Quantised helicity in optical media

Abstract: Optical helicity quantifies the handedness of light, and plays a central role in the description of interactions between light and chiral matter. In free space, it is related to the duality symmetry of the electromagnetic field, a continuous symmetry encapsulating the invariance of Maxwell's equations under the interchange of electric and magnetic fields. However, in materials the situation is not so straightforward, as the free space transformation must be extended to encompass mixing of both the $\mathbf{E}$/$\mathbf{H}$ and $\mathbf{D}$/$\mathbf{B}$ field pairs. The simultaneous direct interchange of $\mathbf{E}$/$\mathbf{H}$ and of $\mathbf{D}$/$\mathbf{B}$ is incompatible with the presence of linear constitutive relations.
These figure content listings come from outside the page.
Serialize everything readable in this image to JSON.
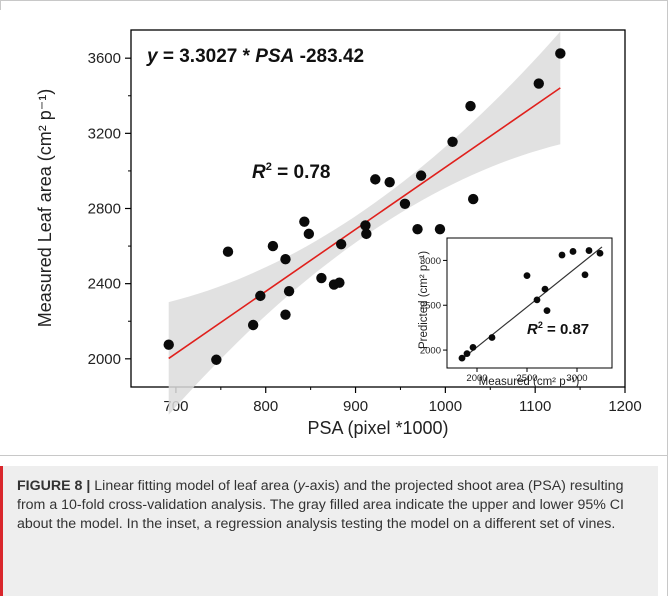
{
  "chart_data": [
    {
      "type": "scatter",
      "xlabel": "PSA (pixel *1000)",
      "ylabel": "Measured Leaf area (cm² p⁻¹)",
      "xlim": [
        650,
        1200
      ],
      "ylim": [
        1850,
        3750
      ],
      "xticks": [
        700,
        800,
        900,
        1000,
        1100,
        1200
      ],
      "yticks": [
        2000,
        2400,
        2800,
        3200,
        3600
      ],
      "equation": {
        "y": "y",
        "eq": " = 3.3027 * ",
        "var": "PSA",
        "rest": " -283.42"
      },
      "r2": {
        "R": "R",
        "sup": "2",
        "value": " = 0.78"
      },
      "fit": {
        "slope": 3.3027,
        "intercept": -283.42,
        "x_range": [
          692,
          1128
        ],
        "color": "#e0201c"
      },
      "ci_band": {
        "half_width_min": 70,
        "half_width_max": 300,
        "fill": "#dcdcdc"
      },
      "points": [
        [
          692,
          2075
        ],
        [
          745,
          1995
        ],
        [
          758,
          2570
        ],
        [
          786,
          2180
        ],
        [
          794,
          2335
        ],
        [
          808,
          2600
        ],
        [
          822,
          2530
        ],
        [
          822,
          2235
        ],
        [
          826,
          2360
        ],
        [
          843,
          2730
        ],
        [
          848,
          2665
        ],
        [
          862,
          2430
        ],
        [
          876,
          2395
        ],
        [
          882,
          2405
        ],
        [
          884,
          2610
        ],
        [
          911,
          2710
        ],
        [
          912,
          2665
        ],
        [
          922,
          2955
        ],
        [
          938,
          2940
        ],
        [
          955,
          2825
        ],
        [
          969,
          2690
        ],
        [
          973,
          2975
        ],
        [
          994,
          2690
        ],
        [
          1008,
          3155
        ],
        [
          1028,
          3345
        ],
        [
          1031,
          2850
        ],
        [
          1104,
          3465
        ],
        [
          1128,
          3625
        ]
      ]
    },
    {
      "type": "scatter",
      "xlabel": "Measured (cm² p⁻¹)",
      "ylabel": "Predicted (cm² p⁻¹)",
      "xlim": [
        1700,
        3350
      ],
      "ylim": [
        1800,
        3250
      ],
      "xticks": [
        2000,
        2500,
        3000
      ],
      "yticks": [
        2000,
        2500,
        3000
      ],
      "r2": {
        "R": "R",
        "sup": "2",
        "value": " = 0.87"
      },
      "fit": {
        "x_range": [
          1850,
          3250
        ],
        "y_range": [
          1900,
          3150
        ],
        "color": "#333333"
      },
      "points": [
        [
          1850,
          1910
        ],
        [
          1900,
          1960
        ],
        [
          1960,
          2030
        ],
        [
          2150,
          2140
        ],
        [
          2500,
          2830
        ],
        [
          2600,
          2560
        ],
        [
          2680,
          2680
        ],
        [
          2700,
          2440
        ],
        [
          2850,
          3060
        ],
        [
          2960,
          3100
        ],
        [
          3080,
          2840
        ],
        [
          3120,
          3110
        ],
        [
          3230,
          3080
        ]
      ]
    }
  ],
  "caption": {
    "label": "FIGURE 8 |",
    "t1": " Linear fitting model of leaf area (",
    "em": "y",
    "t2": "-axis) and the projected shoot area (PSA) resulting from a 10-fold cross-validation analysis. The gray filled area indicate the upper and lower 95% CI about the model. In the inset, a regression analysis testing the model on a different set of vines."
  }
}
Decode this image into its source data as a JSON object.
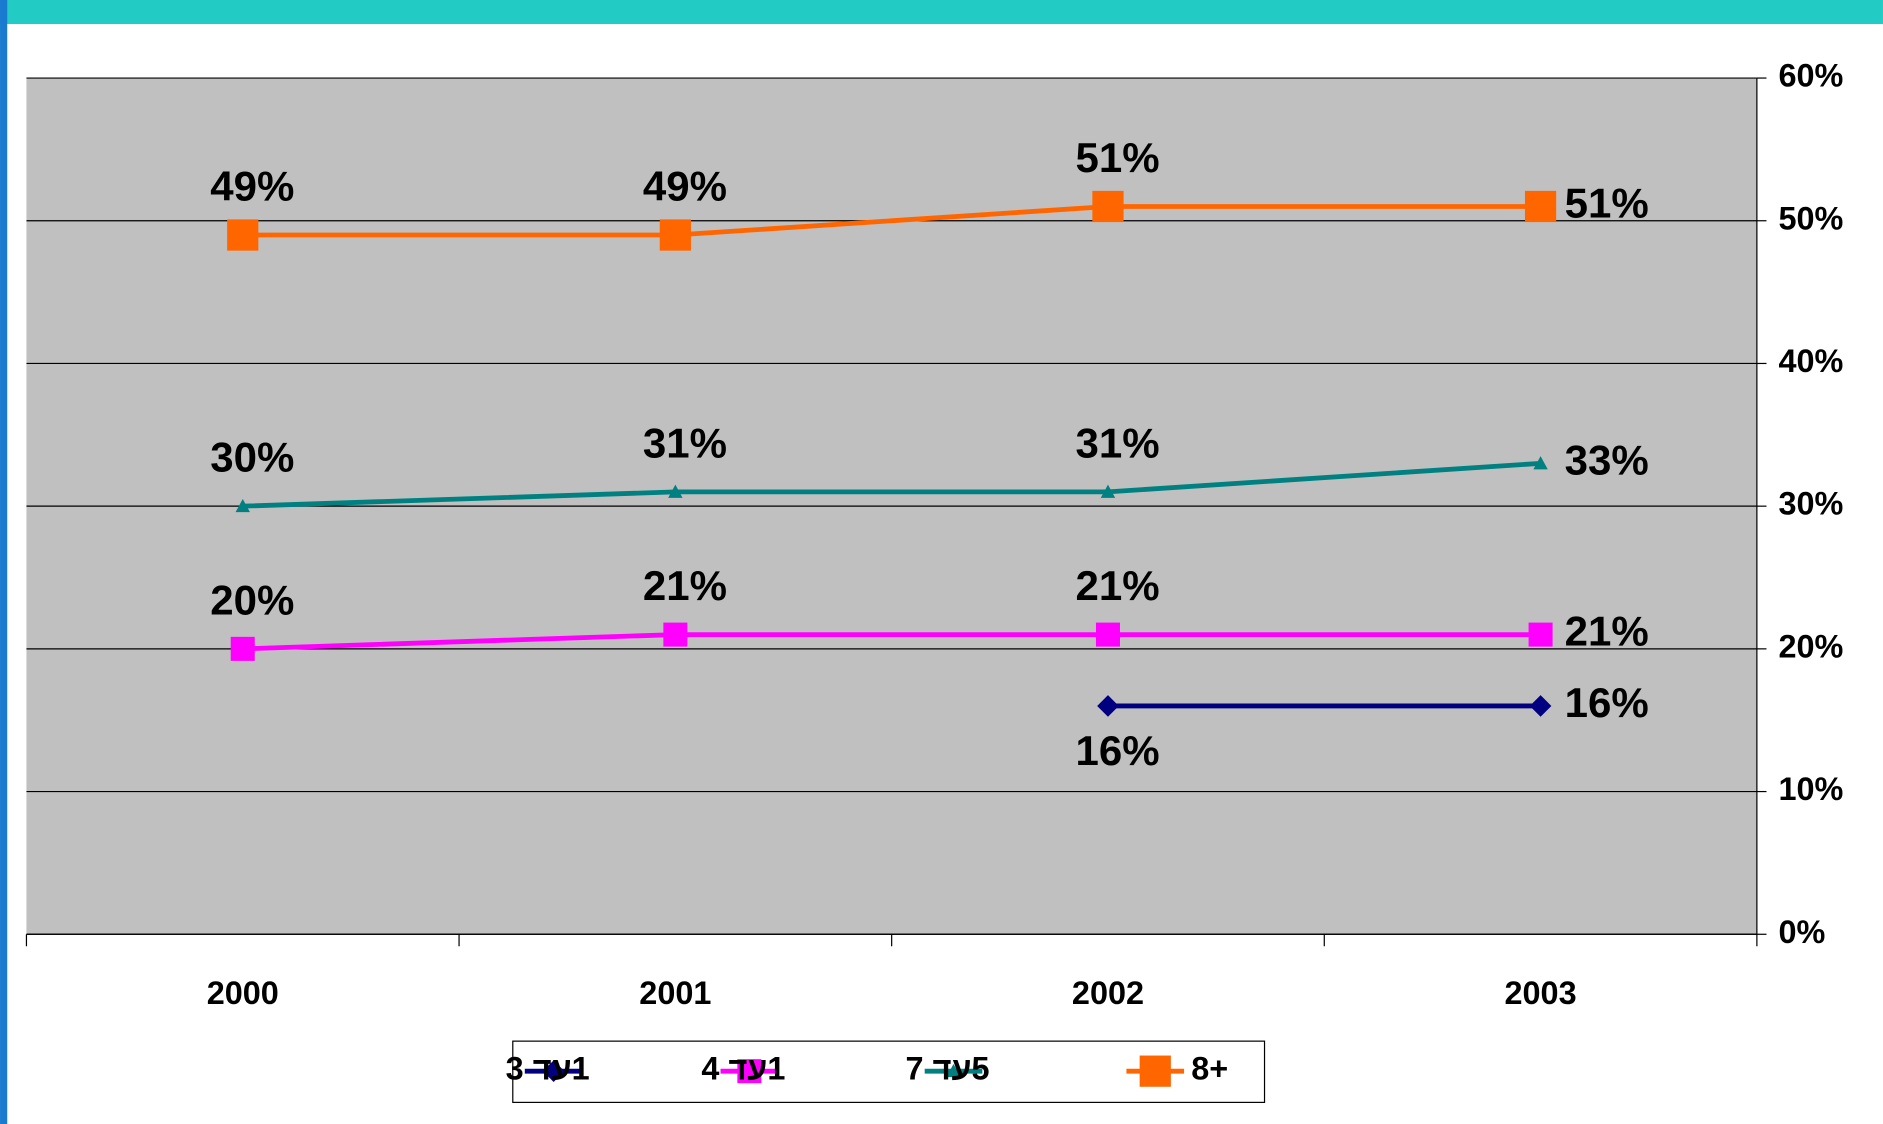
{
  "chart_data": {
    "type": "line",
    "categories": [
      "2000",
      "2001",
      "2002",
      "2003"
    ],
    "series": [
      {
        "name": "1עד 3",
        "color": "#000080",
        "marker": "diamond",
        "values": [
          null,
          null,
          16,
          16
        ],
        "value_labels": [
          null,
          null,
          "16%",
          "16%"
        ]
      },
      {
        "name": "1עד 4",
        "color": "#ff00ff",
        "marker": "square",
        "values": [
          20,
          21,
          21,
          21
        ],
        "value_labels": [
          "20%",
          "21%",
          "21%",
          "21%"
        ]
      },
      {
        "name": "5עד 7",
        "color": "#008080",
        "marker": "triangle",
        "values": [
          30,
          31,
          31,
          33
        ],
        "value_labels": [
          "30%",
          "31%",
          "31%",
          "33%"
        ]
      },
      {
        "name": "8+",
        "color": "#ff6600",
        "marker": "square",
        "values": [
          49,
          49,
          51,
          51
        ],
        "value_labels": [
          "49%",
          "49%",
          "51%",
          "51%"
        ]
      }
    ],
    "ylim": [
      0,
      60
    ],
    "yticks": [
      {
        "value": 0,
        "label": "0%"
      },
      {
        "value": 10,
        "label": "10%"
      },
      {
        "value": 20,
        "label": "20%"
      },
      {
        "value": 30,
        "label": "30%"
      },
      {
        "value": 40,
        "label": "40%"
      },
      {
        "value": 50,
        "label": "50%"
      },
      {
        "value": 60,
        "label": "60%"
      }
    ],
    "grid": true,
    "legend": "bottom"
  }
}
In this work, we extend the duality transform in a way that resolves this incompatibility, and use this to define the optical helicity in a general medium, which may be dispersive, lossy, chiral or nonreciprocal. We find that the helicity density must contain an explicit contribution associated with the polarisation and magnetisation of the matter, and we show that the form of this matter contribution is independent of the details of the medium. We also show that the in-medium helicity can be naturally expressed in terms of the elementary quantised excitations of the system.